Fahrettin Damga

Fahrettin Damga

Konyaspor oyun olarak sınıfı geçti

Konyaspor oyun olarak sınıfı geçti

Sahasındaki Başakşehir maçından sonra, Konyaspor’u perşembe günü çıplak gözle seyretme imkanı buldum.

Sahasında oynayacağı maç, otoriteler tarafından bu seneki Konyaspor için gerçek bir ölçü kabul ediliyordu. Yani anlayacağınız Konyaspor, Trabzonspor karşısında teraziye çıktı. Sezon boyunca üst sıraları zorlayacak gerçekten iyi bir takım mı yoksa şu anki formu geçici mi? Herkes bu sorunun cevabının peşindeydi.

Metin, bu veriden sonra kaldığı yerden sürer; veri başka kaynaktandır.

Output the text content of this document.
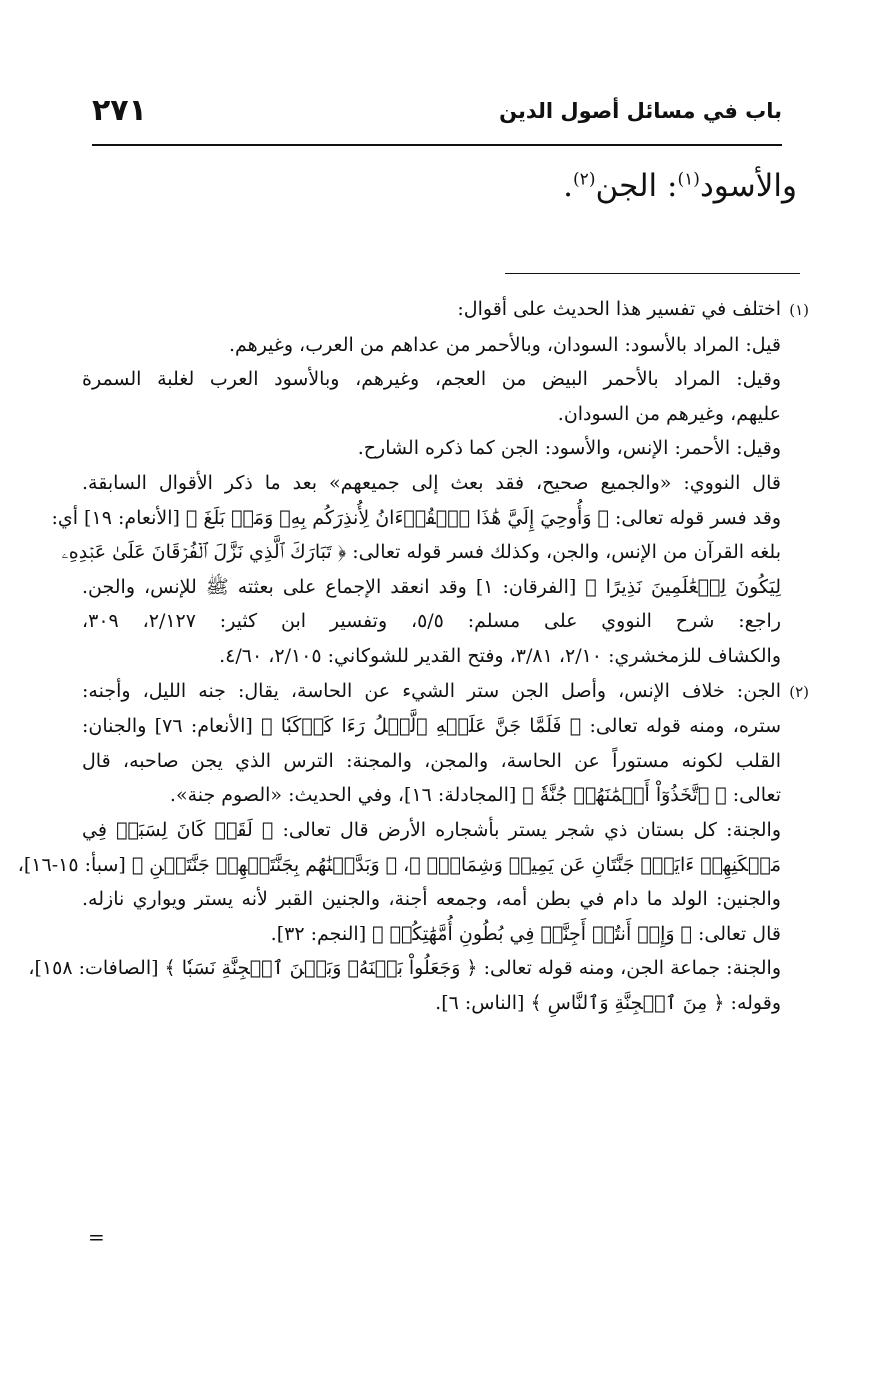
٢٧١	باب في مسائل أصول الدين
والأسود$^{(١)}$: الجن$^{(٢)}$.
(١)اختلف في تفسير هذا الحديث على أقوال:
قيل: المراد بالأسود: السودان، وبالأحمر من عداهم من العرب، وغيرهم.
وقيل: المراد بالأحمر البيض من العجم، وغيرهم، وبالأسود العرب لغلبة السمرة
عليهم، وغيرهم من السودان.
وقيل: الأحمر: الإنس، والأسود: الجن كما ذكره الشارح.
قال النووي: «والجميع صحيح، فقد بعث إلى جميعهم» بعد ما ذكر الأقوال السابقة.
وقد فسر قوله تعالى: ﴿ وَأُوحِيَ إِلَيَّ هَٰذَا ٱلۡقُرۡءَانُ لِأُنذِرَكُم بِهِۦ وَمَنۢ بَلَغَ ﴾ [الأنعام: ١٩] أي:
بلغه القرآن من الإنس، والجن، وكذلك فسر قوله تعالى: ﴿ تَبَارَكَ ٱلَّذِي نَزَّلَ ٱلۡفُرۡقَانَ عَلَىٰ عَبۡدِهِۦ
لِيَكُونَ لِلۡعَٰلَمِينَ نَذِيرًا ﴾ [الفرقان: ١] وقد انعقد الإجماع على بعثته ﷺ للإنس، والجن.
راجع: شرح النووي على مسلم: ٥/٥، وتفسير ابن كثير: ٢/١٢٧، ٣٠٩،
والكشاف للزمخشري: ٢/١٠، ٣/٨١، وفتح القدير للشوكاني: ٢/١٠٥، ٤/٦٠.
(٢)الجن: خلاف الإنس، وأصل الجن ستر الشيء عن الحاسة، يقال: جنه الليل، وأجنه:
ستره، ومنه قوله تعالى: ﴿ فَلَمَّا جَنَّ عَلَيۡهِ ٱلَّيۡلُ رَءَا كَوۡكَبٗا ﴾ [الأنعام: ٧٦] والجنان:
القلب لكونه مستوراً عن الحاسة، والمجن، والمجنة: الترس الذي يجن صاحبه، قال
تعالى: ﴿ ٱتَّخَذُوٓاْ أَيۡمَٰنَهُمۡ جُنَّةٗ ﴾ [المجادلة: ١٦]، وفي الحديث: «الصوم جنة».
والجنة: كل بستان ذي شجر يستر بأشجاره الأرض قال تعالى: ﴿ لَقَدۡ كَانَ لِسَبَإٖ فِي
مَسۡكَنِهِمۡ ءَايَةٞۖ جَنَّتَانِ عَن يَمِينٖ وَشِمَالٖۖ ﴾، ﴿ وَبَدَّلۡنَٰهُم بِجَنَّتَيۡهِمۡ جَنَّتَيۡنِ ﴾ [سبأ: ١٥-١٦]،
والجنين: الولد ما دام في بطن أمه، وجمعه أجنة، والجنين القبر لأنه يستر ويواري نازله.
قال تعالى: ﴿ وَإِذۡ أَنتُمۡ أَجِنَّةٞ فِي بُطُونِ أُمَّهَٰتِكُمۡ ﴾ [النجم: ٣٢].
والجنة: جماعة الجن، ومنه قوله تعالى: ﴿ وَجَعَلُواْ بَيۡنَهُۥ وَبَيۡنَ ٱلۡجِنَّةِ نَسَبٗا ﴾ [الصافات: ١٥٨]،
وقوله: ﴿ مِنَ ٱلۡجِنَّةِ وَٱلنَّاسِ ﴾ [الناس: ٦].
=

Doğrusu ben de kadro olarak çok dengeli ve iyi bir takım olduğunu düşündüğüm Konyaspor’un beni yanıltıp yanıltmayacağını merak ediyordum. Sorularımın cevaplarını izlediğim maçta buldum.

Maç Medaş Konya Büyükşehir Stadyumu’nda saat 17:00’de başladı. Maça giderken yağmur çiseliyordu. Yağdı denemez. Hava sıcaklığı ise bırakın sonbaharı adeta kıştan izler taşıyordu. Yaklaşık 12 derece civarındaydı. Aslında futbol için mükemmel bir zemin ve hava mevcuttu.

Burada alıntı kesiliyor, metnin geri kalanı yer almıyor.